この墨田区も、榎本さんにとって大事な場所となっていく。墨田区は、江東区と並んで、東京大空襲で甚大な被害をうけた区だったからである。墨田区の最初の学校の小梅小学校。小梅小への通勤の時に通る言問橋。その言問橋の所々に、黒いシミがあったという。それが東京大空襲の時に、橋の上で亡くなった人々の死体の脂であったと後になって知ることになる。今はもう架け替えになって、新しい橋になってしまっているのだが、古い橋の黒いシミの部分は、区内の小学校などで保存をされているらしい。焼け死んだ人たちの脂の痕が残っていた、そのような区への転勤だったことになる。
 転勤した時期は、東京大空襲を経験した保護者がまだ残っているころであり、父母の中、近所の人々の中に戦争体験者が残っている時期であったことなどから、戦争体験を聞き書きする平和教育の実践が始まっていく。
今回、報告の時間は1時間。感想、意見交換は30分と予定していた。1時間では、榎本さんは、話しきれなかったのである。子どもの作品も、全文を読んでいくことがかなわず、要所の紹介になってしまった。榎本さんにしても、残念でならなかったことだろう。
 印象に残ったことの一つ。聞き書きがうまくできるためには、3つの条件がそろわなければならないという話。1つは、語り手の話が具体的で、分かりやすいこと。 2つ目は、聞き書きをする側の本人が、じっくり相手の顔の表情などを見て、ていねいに話が聞けて、それを再現できる力があること。3つ目は、それを応援する親や教師の励ましの力。この3つのどれかが欠けても、「ひとまとまりのきちんとした文章にはならない」のだという。この三つが墨田区には、そろっていたのである。

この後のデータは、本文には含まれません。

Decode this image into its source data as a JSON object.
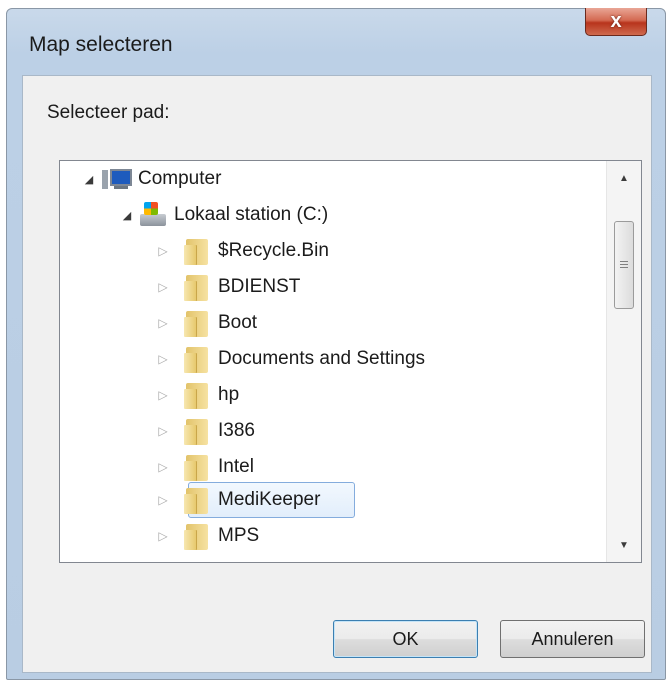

 一つ目に関しては、墨田の事情が関係してくる。墨田区では、年に数回「平和集会」が、小、中学校で実施される。東京大空襲を経験しているからこそ行われ続けてきた「平和集会」である。その平和集会には、東京大空襲や戦争体験者、原爆体験をした人たちが、「語り部」として墨田区の小、中学校に招待されるのである。2つ目の要素を支えるものとしては、榎本さんが、豊島で培ってきた文章表現力を育てる指導の仕方が効果を発揮していく。あと、3つ目に関連しては、墨田区の教職員組合(「墨教組」)の存在が大きい。「一人の子もきりすてない教育を」の理念のもと、「子ども・生活・地域にせまる反戦平和・反差別・解放の教育を」というスローガンを掲げて、ストライキも自前でやりきる、愚直なまでに、まじめな教職員組合である。もちろん、反動側からの攻撃もかかるが、保護者、子どもたちからの信頼は厚い。今はどうか分からないが、この頃の墨田区教育委も、同和教育や平和教育を大切にする進歩的なところだったようだ。

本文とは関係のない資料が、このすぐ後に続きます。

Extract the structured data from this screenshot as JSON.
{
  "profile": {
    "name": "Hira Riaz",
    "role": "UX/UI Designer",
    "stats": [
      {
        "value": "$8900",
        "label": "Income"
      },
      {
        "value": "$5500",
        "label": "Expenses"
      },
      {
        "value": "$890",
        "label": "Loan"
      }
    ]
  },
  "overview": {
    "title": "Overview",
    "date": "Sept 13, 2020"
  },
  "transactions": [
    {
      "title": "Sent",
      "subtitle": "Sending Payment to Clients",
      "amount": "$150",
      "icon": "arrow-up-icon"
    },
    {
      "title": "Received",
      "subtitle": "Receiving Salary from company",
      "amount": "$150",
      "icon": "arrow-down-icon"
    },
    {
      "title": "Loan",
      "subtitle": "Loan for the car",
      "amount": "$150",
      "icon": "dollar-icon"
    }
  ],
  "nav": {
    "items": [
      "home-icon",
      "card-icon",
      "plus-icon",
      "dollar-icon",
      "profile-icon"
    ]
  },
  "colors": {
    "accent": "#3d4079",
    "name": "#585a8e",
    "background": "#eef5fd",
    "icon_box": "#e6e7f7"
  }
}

 加藤民子さんが、感想として話されたことが、とても印象に残っている。榎本さんが子どもの作文を読んでいく時に、活字を目で追うのをやめて目を閉じて聞き始めたら、子どもの作文の中身がすっと入ってきたというお話だった。音声で表現されたものを、目を閉じて聴いていくと、その良さ、楽しさがよりしっかりとつかめるのかも知れない。

語り続けてもらいたい
 榎本さんが、墨田区に転勤になったのは、「運命」に近いものがある。というよりは、実は墨田区の教職員組合が、榎本さんを招いたといっていいだろう(この辺の詳しい事情は、いつかまた、榎本さんから聞かせてもらおうと思う)。
豊島でもそうだが、墨田でも、榎本さんは、組合で活躍をしている。「週刊墨教組」に、作文指導の進め方、平和教育の取り組み方などを伝える「はじける芽」の担当として、情宣関係で特に活躍されていた。
 墨田には、面白い人たちがたくさんいた。支部長の内田宜人さん、長谷川正國さん、永易実さん…もっとたくさんの名前を紹介できなければならないのだが、脳が委縮を始めているのか名前が出てこないナ。墨田で出会った人たち、教職員だけでなく、保護者や教え子たち等の人物評、エピソードなど、榎本さんにとっては、語り出したら切りがないくらい、面白い話が山ほどあるはず。
今年(2016年)の11月には、71歳になる榎本さんに、どんどん語り続けてもらいたい。元気で、「語り部」を続けていってもらいたいと思っている。